In 2009, Kazakhstan became the world's largest producer of uranium. It now aims to expand its uranium production to 30,000 tons by 2018 from the 18,000 tons planned to be produced in 2010. There are 21 uranium deposits being developed in the country today. Kazakhstan is interested in profiting from its energy exports to diverse suppliers and strengthening its geopolitical position.

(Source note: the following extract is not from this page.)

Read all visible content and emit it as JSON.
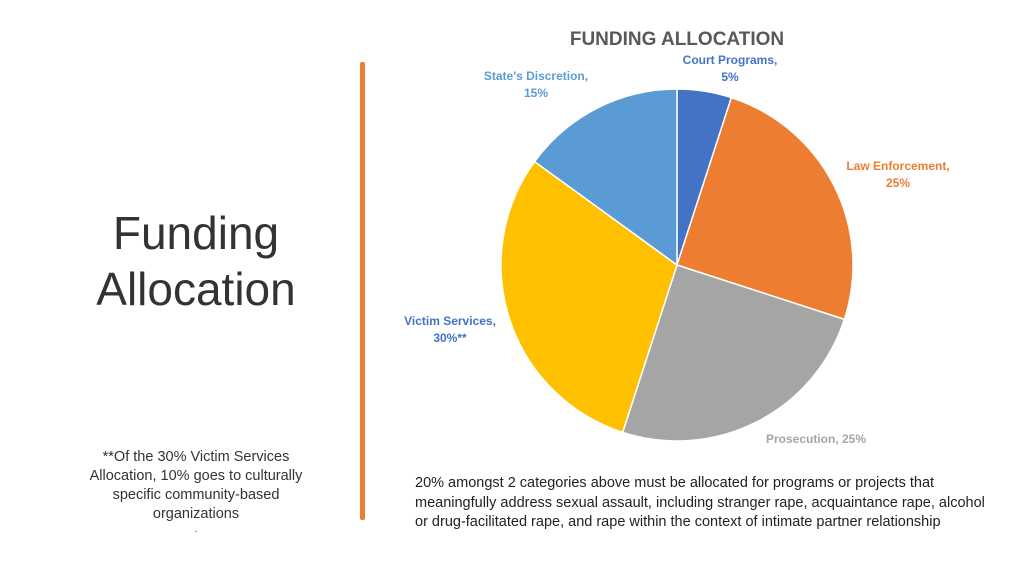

Kazakhstan relies on Russia, which enjoys 45% of the global uranium enrichment capacity, for uranium enrichment. However, Mukhtar Dzhakishev, former executive of the Kazakh nuclear state company Kazatomprom, cautions against Kazakhstan's overall cooperation with Russia. Kazakhstan has tried to avoid this by collaborating with Japan and China. Kazakh-Chinese cooperation is especially notable. In 2011, the two sides agreed on the supply of 55,000 tons of uranium over the next 10 years. In this light, security risks associated with a struggle by major powers over access to Kazakh uranium resources are not inconceivable, making it imperative for Kazakhstan not to overplay its external balancing strategy.

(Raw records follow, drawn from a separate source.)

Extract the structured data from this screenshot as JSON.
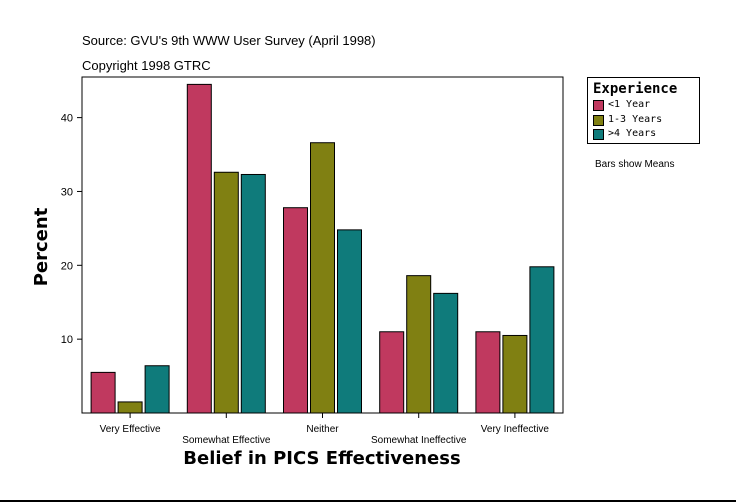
{
  "source": "Source: GVU's 9th WWW User Survey (April 1998)",
  "copyright": "Copyright 1998 GTRC",
  "note": "Bars show Means",
  "colors": {
    "lt1": "#c0395f",
    "y1to3": "#808012",
    "gt4": "#0f7b7b"
  },
  "chart_data": {
    "type": "bar",
    "title": "Source: GVU's 9th WWW User Survey (April 1998)",
    "xlabel": "Belief in PICS Effectiveness",
    "ylabel": "Percent",
    "ylim": [
      0,
      45.5
    ],
    "yticks": [
      10,
      20,
      30,
      40
    ],
    "categories": [
      "Very Effective",
      "Somewhat Effective",
      "Neither",
      "Somewhat Ineffective",
      "Very Ineffective"
    ],
    "legend_title": "Experience",
    "legend_position": "top-right",
    "series": [
      {
        "name": "<1 Year",
        "values": [
          5.5,
          44.5,
          27.8,
          11.0,
          11.0
        ]
      },
      {
        "name": "1-3 Years",
        "values": [
          1.5,
          32.6,
          36.6,
          18.6,
          10.5
        ]
      },
      {
        "name": ">4 Years",
        "values": [
          6.4,
          32.3,
          24.8,
          16.2,
          19.8
        ]
      }
    ]
  }
}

Kazakhstan's ambitions to supply nuclear power and fuel at home and abroad already raise environmental, health and proliferation. Many people still suffer from more than 450 nuclear weapons tests conducted in the country during the Soviet era.
Mitigating these risks is a major challenge for Kazakhstan and others as the world confronts the surge in nuclear energy demand and the struggle over the precious uranium resources.